Incomparably more than the announced and the initiated differentiation, the crisis in the ranks of the ruling SPS is reflected by almost panic-stricken (sometimes even schizophrenic) reactions of the leadership of this party in the attempts to come out of the crisis provoked by forgery of election results. The series of such moves began in the night between 17 and 18 November, 1996, when it had become clear that the Socialists were losing almost all cities around Serbia. On that night, Milosevic first yelled at those he marked as the main culprits for the election defeat, but just a few hours later concluded that everything was not as hopeless and that the defeat might even mobilize his party before the incomparably more important elections for the republican parliament.
On the very next day, "somebody" allegedly convinced President of Serbia that the election defeat could be transformed into a victory by reckless jurisprudence and mathematical acrobatics, and the party course was changed overnight. After that, everything followed similar logic - one day one thing, the next another. The leader of the SPS from Nis Mile Ilic was then expelled from the party because he had too obviously stolen votes in the elections, and mayor of Belgrade Nibojsa Covic was also expelled because he had publicly refused to steal and call it the will of the people; Gonzales was invited to come to Belgrade and then his report was ignored; in statements, love with JUL flourished, in the field however, they fought like cats and dogs; in the Government of Serbia, the students were told that they were right, and on that same evening, this information was deleted from the program of state-controlled media.
They were promised that the Rector would resign, but two days later he won a vote of confidence; at meetings of the SPS held behind closed doors, members were told that the new federal prime minister would be Zoran Lilic, and that Pavle Bulatovic was planned for the post of the President of the FRY currently held by Lilic, but just a few days later an experimental news was issued in which Slobodan Milosevic and Momir Bulatovic were mentioned on the top federal posts; at a session of the Main Board of the SPS, Zoran Lilic appealed for full implementation of Gonzales's report, and just a day later municipal assemblies were constituted with majority of the Socialists in the very same cities in which according to Gonzales's report the opposition had won; at meetings with foreign diplomats, Milosevic's associates persistently claim that "the President intends to initiate serious reforms with new capable men", and after that Dragan Tomic, the known "reformer" was nominated for the head of Belgrade Socialists; Chairman of the Serbian Assembly Dragan Tomic, who was the first who called the people protesting against the election theft "fascists" and "terrorists", hurried also to be the first to praise Milosevic's "lex specialis" which practically recognized election victory of the "fascists" in all the cities; after 73 days of peaceful protests, the police suddenly begins to brutally beat up the people in the streets of Belgrade; two days after police violence, in the style "first I will beat you up, and then I will recognize it", Milosevic proposes that the law be adopted which practically legalizes the victory of those beaten up ...
All the mentioned examples (and there are more) primarily speak about panic and confusion which after the decision not to surrender power at all costs struck the Socialists, most of all their party leadership.

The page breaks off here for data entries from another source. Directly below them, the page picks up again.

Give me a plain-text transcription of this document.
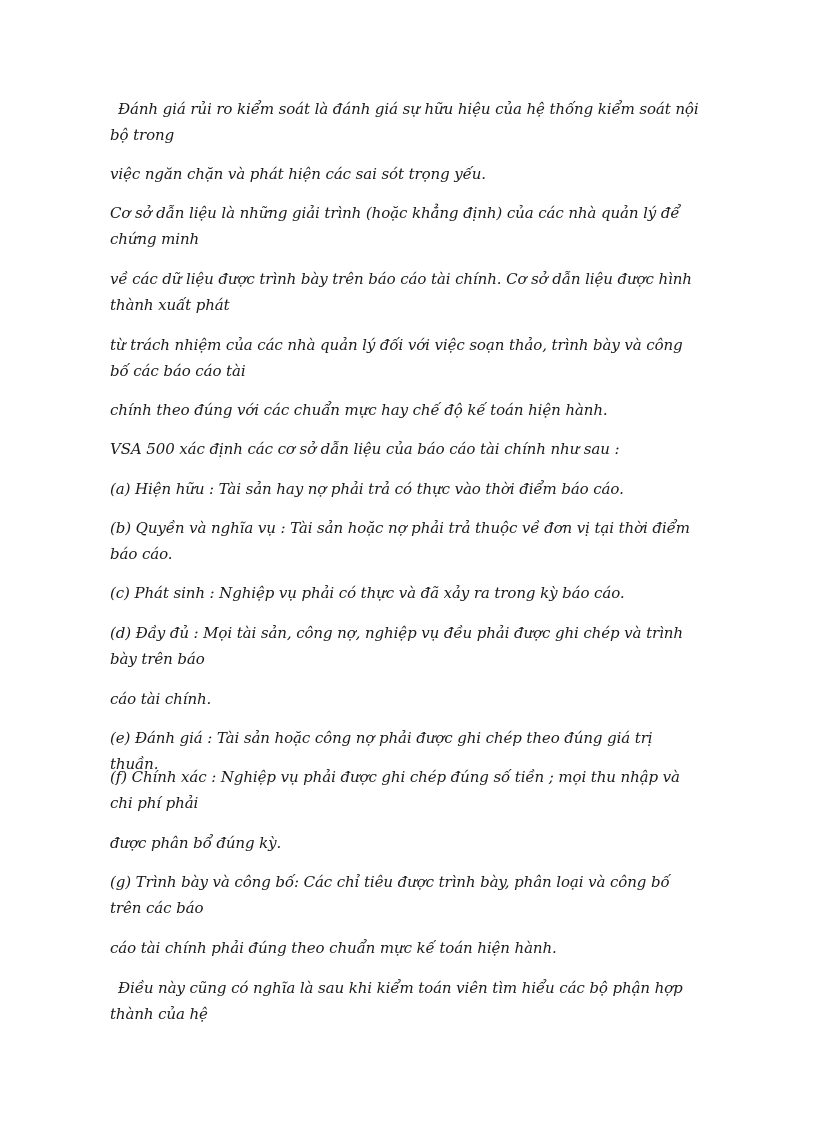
Đánh giá rủi ro kiểm soát là đánh giá sự hữu hiệu của hệ thống kiểm soát nội bộ trong

việc ngăn chặn và phát hiện các sai sót trọng yếu.

Cơ sở dẫn liệu là những giải trình (hoặc khẳng định) của các nhà quản lý để chứng minh

về các dữ liệu được trình bày trên báo cáo tài chính. Cơ sở dẫn liệu được hình thành xuất phát

từ trách nhiệm của các nhà quản lý đối với việc soạn thảo, trình bày và công bố các báo cáo tài

chính theo đúng với các chuẩn mực hay chế độ kế toán hiện hành.

VSA 500 xác định các cơ sở dẫn liệu của báo cáo tài chính như sau :

(a) Hiện hữu : Tài sản hay nợ phải trả có thực vào thời điểm báo cáo.

(b) Quyền và nghĩa vụ : Tài sản hoặc nợ phải trả thuộc về đơn vị tại thời điểm báo cáo.

(c) Phát sinh : Nghiệp vụ phải có thực và đã xảy ra trong kỳ báo cáo.

(d) Đầy đủ : Mọi tài sản, công nợ, nghiệp vụ đều phải được ghi chép và trình bày trên báo

cáo tài chính.

(e) Đánh giá : Tài sản hoặc công nợ phải được ghi chép theo đúng giá trị thuần.

(f) Chính xác : Nghiệp vụ phải được ghi chép đúng số tiền ; mọi thu nhập và chi phí phải

được phân bổ đúng kỳ.

(g) Trình bày và công bố: Các chỉ tiêu được trình bày, phân loại và công bố trên các báo

cáo tài chính phải đúng theo chuẩn mực kế toán hiện hành.

Điều này cũng có nghĩa là sau khi kiểm toán viên tìm hiểu các bộ phận hợp thành của hệ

It is possible to hear here and there theories that all these confusing moves are not at all accidental and that they in fact belong to a well elaborated tactic. And it was allegedly revealed by Ljubisa Ristic at the joint session of the leadership of JUL and the SPS. At this gathering, the President of JUL demanded that "confusing moves" be drawn in order to disorientate and definitely defeat the opposition. According to some opinions, however, naive members of the SPS are in fact guilty for creating confusion, because their moves do not always coincide with wishes and stances of JUL (especially those from diary notes of Dr Mira Markovic).
That is how it could happen that news that the students were right and that their rector would certainly be discharged was first read as the central news in Radio Belgrade program called News of the Day, and on that same evening it was just said that the students' delegation met representatives of the Government. According to one theory, confusion is produced by Milosevic himself with the intention to make the crisis last in order to give time to both his opponents and his associated to appear in the true light. And then, as a confirmed strategist, he would in the end make moves by which he would on the one hand knock out the opposition, and on the other put all his Covics, Sainovics and Tomics where they belong. As proof of Milosevic's cunning and inclination towards conspiracies, a rumour was started a few days ago that the President in person ordered the police to beat up the people in order to blame it all on police commanders and then remove them.

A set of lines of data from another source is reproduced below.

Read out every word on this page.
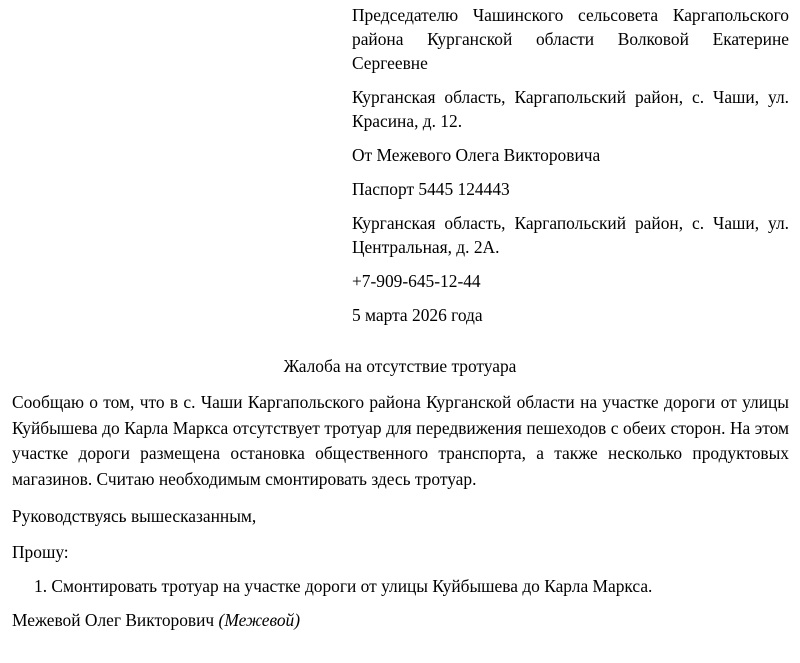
Председателю Чашинского сельсовета Каргапольского района Курганской области Волковой Екатерине Сергеевне

Курганская область, Каргапольский район, с. Чаши, ул. Красина, д. 12.

От Межевого Олега Викторовича

Паспорт 5445 124443

Курганская область, Каргапольский район, с. Чаши, ул. Центральная, д. 2А.

+7-909-645-12-44

5 марта 2026 года

Жалоба на отсутствие тротуара

Сообщаю о том, что в с. Чаши Каргапольского района Курганской области на участке дороги от улицы Куйбышева до Карла Маркса отсутствует тротуар для передвижения пешеходов с обеих сторон. На этом участке дороги размещена остановка общественного транспорта, а также несколько продуктовых магазинов. Считаю необходимым смонтировать здесь тротуар.

Руководствуясь вышесказанным,

Прошу:

1. Смонтировать тротуар на участке дороги от улицы Куйбышева до Карла Маркса.

Межевой Олег Викторович (Межевой)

In interpretation of the moves of the authorities, it can also be heard that the Socialists are moving from one wrong move to the other because it is done by dictate of the immediate President's surroundings, men who know that in the case of a definite defeat they will not be able to evade responsibility for what they have done. These people allegedly, use every opportunity to remind Milosevic by their behavior of the message of the first American President George Washington to general Lafayette: "General, if we are not together today, tomorrow we shall hang apart". In this way Milosevic has become the victim and hostage of the surrounding team he himself had chosen.
Although each and every one of these "theories" and assumptions probably include titbits of truth, most probably the confusing moves made by the Serbian regime are not the result of a well elaborated strategy for "confusing the enemy". Based on rumours which are spread by the SPS itself, it appears that the Socialists are confused by what has befallen them. After Dayton, this part does not seem to be able to take the initiative. Ever since then, significant changes and reforms are constantly announced, but in fact nothing is happening except that at the last party congress it was concluded that in a few years the 21st century would come. And that the Socialists would like to be in the institutions of the system, in other words - in power when it does.

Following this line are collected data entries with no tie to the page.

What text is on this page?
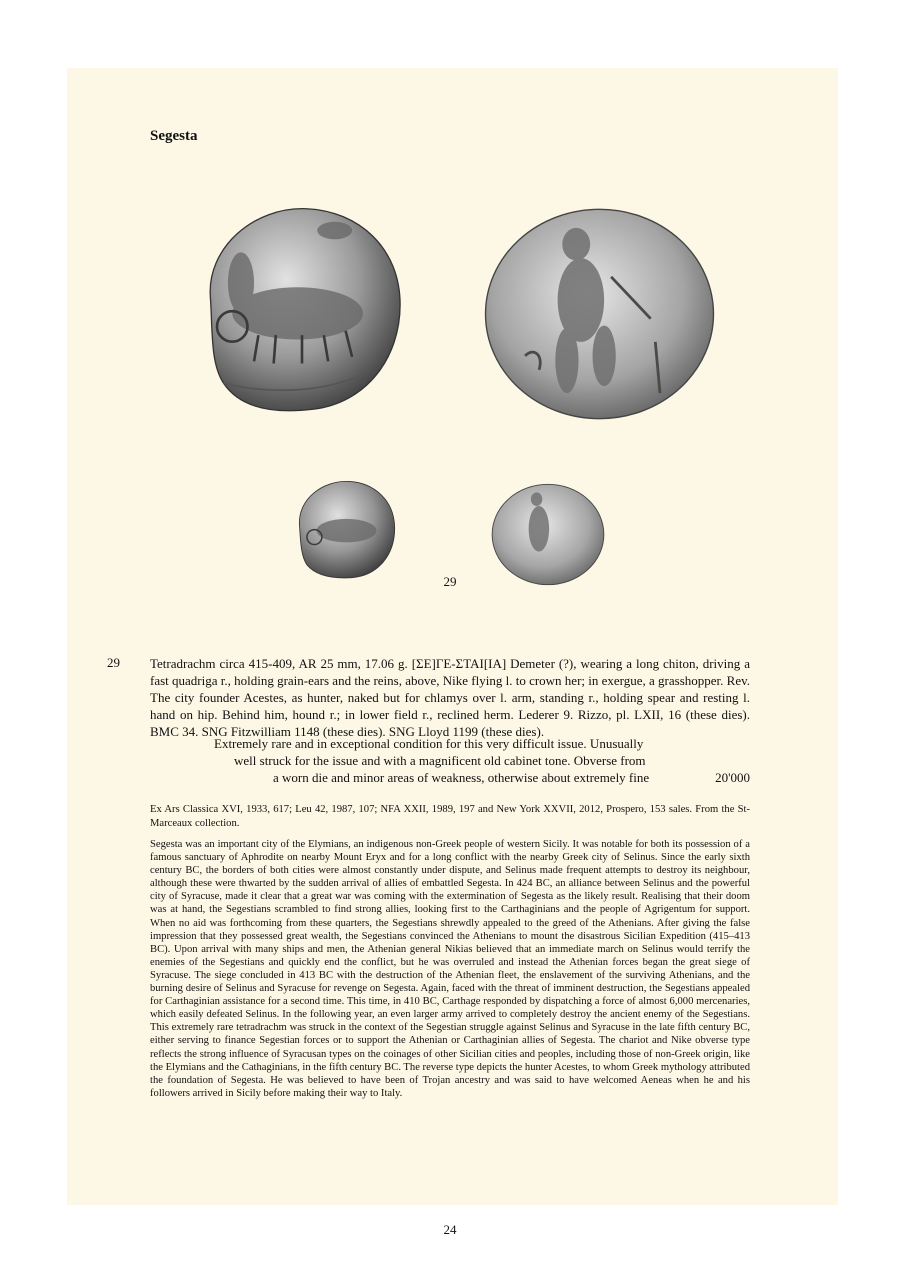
Segesta
29
29 Tetradrachm circa 415-409, AR 25 mm, 17.06 g. [ΣE]ΓE-ΣTAI[IA] Demeter (?), wearing a long chiton, driving a fast quadriga r., holding grain-ears and the reins, above, Nike flying l. to crown her; in exergue, a grasshopper. Rev. The city founder Acestes, as hunter, naked but for chlamys over l. arm, standing r., holding spear and resting l. hand on hip. Behind him, hound r.; in lower field r., reclined herm. Lederer 9. Rizzo, pl. LXII, 16 (these dies). BMC 34. SNG Fitzwilliam 1148 (these dies). SNG Lloyd 1199 (these dies).
Extremely rare and in exceptional condition for this very difficult issue. Unusually
well struck for the issue and with a magnificent old cabinet tone. Obverse from
a worn die and minor areas of weakness, otherwise about extremely fine	20'000
Ex Ars Classica XVI, 1933, 617; Leu 42, 1987, 107; NFA XXII, 1989, 197 and New York XXVII, 2012, Prospero, 153 sales. From the St-Marceaux collection.
Segesta was an important city of the Elymians, an indigenous non-Greek people of western Sicily. It was notable for both its possession of a famous sanctuary of Aphrodite on nearby Mount Eryx and for a long conflict with the nearby Greek city of Selinus. Since the early sixth century BC, the borders of both cities were almost constantly under dispute, and Selinus made frequent attempts to destroy its neighbour, although these were thwarted by the sudden arrival of allies of embattled Segesta. In 424 BC, an alliance between Selinus and the powerful city of Syracuse, made it clear that a great war was coming with the extermination of Segesta as the likely result. Realising that their doom was at hand, the Segestians scrambled to find strong allies, looking first to the Carthaginians and the people of Agrigentum for support. When no aid was forthcoming from these quarters, the Segestians shrewdly appealed to the greed of the Athenians. After giving the false impression that they possessed great wealth, the Segestians convinced the Athenians to mount the disastrous Sicilian Expedition (415–413 BC). Upon arrival with many ships and men, the Athenian general Nikias believed that an immediate march on Selinus would terrify the enemies of the Segestians and quickly end the conflict, but he was overruled and instead the Athenian forces began the great siege of Syracuse. The siege concluded in 413 BC with the destruction of the Athenian fleet, the enslavement of the surviving Athenians, and the burning desire of Selinus and Syracuse for revenge on Segesta. Again, faced with the threat of imminent destruction, the Segestians appealed for Carthaginian assistance for a second time. This time, in 410 BC, Carthage responded by dispatching a force of almost 6,000 mercenaries, which easily defeated Selinus. In the following year, an even larger army arrived to completely destroy the ancient enemy of the Segestians. This extremely rare tetradrachm was struck in the context of the Segestian struggle against Selinus and Syracuse in the late fifth century BC, either serving to finance Segestian forces or to support the Athenian or Carthaginian allies of Segesta. The chariot and Nike obverse type reflects the strong influence of Syracusan types on the coinages of other Sicilian cities and peoples, including those of non-Greek origin, like the Elymians and the Cathaginians, in the fifth century BC. The reverse type depicts the hunter Acestes, to whom Greek mythology attributed the foundation of Segesta. He was believed to have been of Trojan ancestry and was said to have welcomed Aeneas when he and his followers arrived in Sicily before making their way to Italy.
24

At the recent session of the Main Board of this party, the view of the future adopted at the party congress seems to have been partially corrected. It was concluded that the Socialists had reached "the upper limit of winning the electorate and that the issue of an acceptable and profitable coalition which will ensure a longterm ruling position should be put on the agenda". Some people have immediately interpreted this as a message "let Dr Vojislav Seselj be prepared". The Socialists, however, have in mind the empty space towards the centre which is "undetermined" and which is still too far away from the present left coalition.
Students' reminder that "Tito had Rex, and Sloba has Lex" makes another comparison spring to mind which again does not speak in favour of Milosevic. Those who are well informed say that whenever the Russians pressured him for something, Tito would first arrest a few prominent supporters of the Information Bureau, and then he would meet demands of the Russians. He acted in the similar manner in relation to the Americans. First Mihajlov or Djilas would be put in jail, and then the Americans would get what they asked for. In Milosevic's interpretation of Tito's political "skill" this is what it is like: first you beat up and by water guns bathe the "fascists" in the streets and then you invent a law according to which you admit to these same "fascists" that they have won in the elections.